Roman Abramovich has acted as a go-between for Kyiv and Moscow on plans for peace talks, Ukraine’s president has confirmed.
Volodymyr Zelenskiy said the former owner of Premier League football club Chelsea had met him in Kyiv with a message from Russia and offered to bring a reply directly to Vladimir Putin.
In an interview with Sky News, Zelenskiy said Abramovich “wanted to give me the message that they (Russia) are ready to, that they want to understand what we are ready to do”, and had offered to take a reply “and give it to Putin”.
He added: “I said the question is not about us. You are fighting against us on our territory.
“And I said to him about Donbas, it was the key message, I said we will not leave and we will not go out from our territory. No, we will not give you a victory (in) such (a) way, and you will not get it.”
Zelenskiy said he told Abramovich to tell the Russian president he was willing to meet “any time from tomorrow” in any location other than Russia or Belarus, and either bilaterally or with US president Donald Trump and European leaders.

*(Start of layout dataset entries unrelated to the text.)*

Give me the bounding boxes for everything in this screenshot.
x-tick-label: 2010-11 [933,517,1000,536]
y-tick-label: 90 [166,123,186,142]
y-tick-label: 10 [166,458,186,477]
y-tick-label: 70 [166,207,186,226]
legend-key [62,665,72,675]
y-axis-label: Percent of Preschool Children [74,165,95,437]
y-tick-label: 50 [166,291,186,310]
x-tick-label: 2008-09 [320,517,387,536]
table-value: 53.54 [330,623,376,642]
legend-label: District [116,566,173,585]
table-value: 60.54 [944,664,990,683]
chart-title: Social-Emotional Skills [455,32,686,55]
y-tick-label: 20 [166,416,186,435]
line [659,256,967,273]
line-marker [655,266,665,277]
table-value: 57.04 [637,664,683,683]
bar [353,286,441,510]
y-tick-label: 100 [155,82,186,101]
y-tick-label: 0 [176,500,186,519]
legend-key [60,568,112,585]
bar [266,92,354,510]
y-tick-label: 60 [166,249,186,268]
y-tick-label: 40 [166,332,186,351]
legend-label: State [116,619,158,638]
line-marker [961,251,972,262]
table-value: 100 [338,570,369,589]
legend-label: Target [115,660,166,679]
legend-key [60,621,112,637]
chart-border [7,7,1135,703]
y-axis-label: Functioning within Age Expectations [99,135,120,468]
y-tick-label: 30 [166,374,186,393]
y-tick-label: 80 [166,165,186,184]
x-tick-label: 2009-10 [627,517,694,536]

He did not say when the meeting took place, but the Financial Times reported the pair had met in late May this year.
Abramovich was sanctioned by the UK shortly after Russia’s full-scale invasion of Ukraine in 2022 over his connections to Putin.
He has previously been involved in negotiations with Moscow and reportedly played a role in arranging a prisoner swap in 2022 that secured the release of five British men captured while fighting for Ukraine.
Zelenskiy is currently visiting the UK, and is expected to hold a private meeting with Britain’s King Charles on Monday.
On Sunday, he met Keir Starmer in Downing Street along with French president Emmanuel Macron and German chancellor Friedrich Merz.
In a joint statement on Sunday night, the leaders called on Putin to agree “an immediate and complete ceasefire” and condemned Russia’ “large-scale missile and drone attacks” on Ukrainian cities.
On the same day, a Russian drone strike killed three people waiting at a bus stop in south-eastern Ukraine, while a separate attack damaged a storage centre for spent nuclear fuel nine miles from the Chernobyl power plant.
Officials said radiation remains within safe levels.